Andrew Cohen, the editor and chief legal analyst for CBS News, has been making the case for Alberto Gonzales’ removal from office for quite a while, and today Cohen presents an indictment against the Attorney General for anyone who may need a primer on why Gonzales was such a destructive embarrassment.
When historians look back upon the disastrous tenure of Alberto R. Gonzales as Attorney General of the United States they will ask not only why he merited the job in the first place but why he lasted in it as long as he did. By any reasonable standard, the Gonzales Era at the Justice Department is void of almost all redemptive qualities. He brought shame and disgrace to the Department because of his lack of independent judgment on some of the most vital legal issues of our time. And he brought chaos and confusion to the department because of his lack of respectable leadership over a cabinet-level department among the most important in the nation.
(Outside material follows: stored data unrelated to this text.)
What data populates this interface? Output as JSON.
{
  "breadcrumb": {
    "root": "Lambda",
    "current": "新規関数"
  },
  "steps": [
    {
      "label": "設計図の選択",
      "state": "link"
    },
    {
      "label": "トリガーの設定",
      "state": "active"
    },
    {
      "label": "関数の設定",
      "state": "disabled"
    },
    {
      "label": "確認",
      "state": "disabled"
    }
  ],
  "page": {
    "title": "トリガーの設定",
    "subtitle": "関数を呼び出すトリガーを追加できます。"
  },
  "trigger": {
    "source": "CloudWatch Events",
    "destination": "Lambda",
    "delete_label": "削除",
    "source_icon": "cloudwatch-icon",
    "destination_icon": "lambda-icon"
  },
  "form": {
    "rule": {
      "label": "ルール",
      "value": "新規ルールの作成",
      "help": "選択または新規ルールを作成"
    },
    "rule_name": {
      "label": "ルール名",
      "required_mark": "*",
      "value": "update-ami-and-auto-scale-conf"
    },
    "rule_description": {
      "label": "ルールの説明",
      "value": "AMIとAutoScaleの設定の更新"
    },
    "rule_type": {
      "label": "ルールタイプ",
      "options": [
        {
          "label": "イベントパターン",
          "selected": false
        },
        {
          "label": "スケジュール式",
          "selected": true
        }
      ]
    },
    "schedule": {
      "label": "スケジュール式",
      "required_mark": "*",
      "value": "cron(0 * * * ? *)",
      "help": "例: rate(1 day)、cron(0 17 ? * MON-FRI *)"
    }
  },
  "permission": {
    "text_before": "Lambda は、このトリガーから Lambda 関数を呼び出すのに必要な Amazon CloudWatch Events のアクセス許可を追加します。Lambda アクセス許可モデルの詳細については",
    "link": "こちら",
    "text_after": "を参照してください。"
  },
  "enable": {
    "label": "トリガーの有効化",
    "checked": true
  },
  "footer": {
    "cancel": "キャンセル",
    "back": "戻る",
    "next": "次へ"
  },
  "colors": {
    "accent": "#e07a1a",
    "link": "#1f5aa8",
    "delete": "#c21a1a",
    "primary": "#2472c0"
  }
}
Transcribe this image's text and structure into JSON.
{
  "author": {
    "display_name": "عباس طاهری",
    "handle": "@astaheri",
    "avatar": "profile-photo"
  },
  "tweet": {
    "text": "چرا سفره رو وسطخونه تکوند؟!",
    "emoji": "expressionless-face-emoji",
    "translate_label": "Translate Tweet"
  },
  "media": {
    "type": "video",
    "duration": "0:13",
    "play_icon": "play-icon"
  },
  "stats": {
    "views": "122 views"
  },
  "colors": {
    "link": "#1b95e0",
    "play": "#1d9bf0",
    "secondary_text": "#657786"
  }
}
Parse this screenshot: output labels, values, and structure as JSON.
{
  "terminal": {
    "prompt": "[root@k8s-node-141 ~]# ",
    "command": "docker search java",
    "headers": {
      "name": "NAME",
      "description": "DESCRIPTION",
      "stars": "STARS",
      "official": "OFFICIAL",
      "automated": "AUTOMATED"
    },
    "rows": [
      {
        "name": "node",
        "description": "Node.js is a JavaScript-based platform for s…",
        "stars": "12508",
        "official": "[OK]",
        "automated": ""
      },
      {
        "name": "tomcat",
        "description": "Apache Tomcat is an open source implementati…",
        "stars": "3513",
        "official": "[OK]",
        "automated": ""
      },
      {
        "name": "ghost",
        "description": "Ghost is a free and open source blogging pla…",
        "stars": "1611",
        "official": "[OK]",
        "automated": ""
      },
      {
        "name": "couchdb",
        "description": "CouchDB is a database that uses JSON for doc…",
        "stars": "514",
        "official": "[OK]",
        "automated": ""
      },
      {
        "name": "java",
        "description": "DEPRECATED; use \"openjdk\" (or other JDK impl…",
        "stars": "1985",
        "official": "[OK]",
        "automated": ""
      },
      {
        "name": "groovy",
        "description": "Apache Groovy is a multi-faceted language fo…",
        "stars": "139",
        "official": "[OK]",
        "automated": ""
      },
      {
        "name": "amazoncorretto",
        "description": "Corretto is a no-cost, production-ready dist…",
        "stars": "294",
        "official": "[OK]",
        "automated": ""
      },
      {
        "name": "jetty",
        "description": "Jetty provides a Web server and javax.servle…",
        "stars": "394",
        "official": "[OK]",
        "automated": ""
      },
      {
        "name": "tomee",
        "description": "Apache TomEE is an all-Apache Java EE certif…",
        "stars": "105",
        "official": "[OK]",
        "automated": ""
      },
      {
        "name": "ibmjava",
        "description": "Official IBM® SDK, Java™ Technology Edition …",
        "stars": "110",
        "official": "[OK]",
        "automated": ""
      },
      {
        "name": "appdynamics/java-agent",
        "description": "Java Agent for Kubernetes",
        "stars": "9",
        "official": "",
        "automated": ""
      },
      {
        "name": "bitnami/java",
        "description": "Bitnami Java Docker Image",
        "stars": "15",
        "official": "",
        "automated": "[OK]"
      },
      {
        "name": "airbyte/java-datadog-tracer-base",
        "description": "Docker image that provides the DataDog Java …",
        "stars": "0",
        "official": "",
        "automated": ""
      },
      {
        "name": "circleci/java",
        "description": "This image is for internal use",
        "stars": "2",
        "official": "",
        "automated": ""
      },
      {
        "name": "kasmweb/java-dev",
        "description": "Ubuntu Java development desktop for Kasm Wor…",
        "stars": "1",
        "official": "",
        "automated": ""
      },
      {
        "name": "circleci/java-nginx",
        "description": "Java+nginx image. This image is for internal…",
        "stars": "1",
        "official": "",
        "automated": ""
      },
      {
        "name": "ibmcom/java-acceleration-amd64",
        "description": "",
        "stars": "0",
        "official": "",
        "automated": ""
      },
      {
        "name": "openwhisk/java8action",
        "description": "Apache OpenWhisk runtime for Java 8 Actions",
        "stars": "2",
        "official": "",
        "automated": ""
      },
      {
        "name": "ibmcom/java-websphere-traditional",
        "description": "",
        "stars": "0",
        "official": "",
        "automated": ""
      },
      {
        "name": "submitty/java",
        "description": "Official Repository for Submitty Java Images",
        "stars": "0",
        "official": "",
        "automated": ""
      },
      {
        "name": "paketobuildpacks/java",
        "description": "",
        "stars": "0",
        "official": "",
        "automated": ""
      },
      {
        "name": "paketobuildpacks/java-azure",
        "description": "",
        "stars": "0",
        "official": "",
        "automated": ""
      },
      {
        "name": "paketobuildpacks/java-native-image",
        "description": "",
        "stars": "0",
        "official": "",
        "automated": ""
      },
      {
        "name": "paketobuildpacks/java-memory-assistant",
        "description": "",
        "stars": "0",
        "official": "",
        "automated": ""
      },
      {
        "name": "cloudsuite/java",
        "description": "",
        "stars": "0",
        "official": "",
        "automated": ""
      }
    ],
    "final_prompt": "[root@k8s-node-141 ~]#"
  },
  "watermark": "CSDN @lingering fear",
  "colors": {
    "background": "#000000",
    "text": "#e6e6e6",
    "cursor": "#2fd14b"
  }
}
He neither served the longstanding role as “the people’s attorney” nor fully met and tamed his duties and responsibilities to the constitution. He was a man who got the job not because he was supremely qualified or notably well-respected among the leading legal lights of our time, but because he had faithfully and with blind obedience served President George W. Bush for years in Texas (where he botched clemency memos in death penalty cases) and then as White House counsel (where he botched the nation’s legal policy on torture).
Well, yeah, sure. But other than this, was Gonzales that bad? Unfortunately, yes. On warrantless-searches, the Military Commissions Act, policy on detainees at Guantanamo Bay, and the Geneva Conventions, Gonzales was a disaster. On actual law enforcement, crime rates went up under Gonzales’ watch. On managing the Justice Department, he filled his staff with Pat Robertson acolytes, feigned ignorance while structural disasters unfolded, and showed shocking tolerance for corruption and politicization of a department that, for the benefit of the nation and the rule of law, needed to maintain independence.
For an administration known for its cronyism, and alas for an alarmingly incompetent group of cronies, Gonzales was the granddaddy of them all. He lacked the integrity, the intellect and the independence to perform his duties in a manner befitting the job for which he was chosen. And when he and his colleagues got caught in the act, his rationales and explanations for the purge of the U.S. Attorneys were so empty and shallow and incoherent that even the staunchest Republicans could not turn them into steeled spin. Devoid of any credibility, Gonzales in the end was a sad joke when he came to Capitol Hill.
Depressingly true.
In other Gonzales-related news from this afternoon:
* Sen. Chuck Schumer (D-N.Y.) implored the White House to work with lawmakers on picking a suitable replacement. He added that he believes the president needs to pick a “professional, not a partisan, and not a pal.” He added that Bush should “pick the best person, not his best friend.”
* Sen. Dianne Feinstein (D-Calif.) has already submitted some names to the White House for consideration.
* Paul Kiel counts up DoJ resignations as a result of the U.S. Attorney scandal and notes all eight, including the Attorney General and the Deputy Attorney General. For an “overblown personnel matter,” that’s quite a few.
* Remember not too long ago when Alberto Gonzales was considered a leading candidate for the Supreme Court? Good times.
* Tim Grieve takes a look at the record of Solicitor General Paul Clement, who’ll soon take over as Acting Attorney General.
* David Iglesias, the former U.S. attorney for New Mexico, is quite pleased with today’s announcement, calling it “morning in America.” Asked if he felt vindicated, Iglesias told Paul Kiel he did, citing the long stream of resignations of those connected to the firings. And he said he was hearing expressions of relief from friends in the Justice Department. “Finally,” said one. “All the leaves have fallen off the tree and now the tree has fallen,” another told him.
* Today, White House spokesman Scott Stanzel was asked whether Bush tried to talk Alberto Gonzales out of resigning. “He did not,” Stanzel said.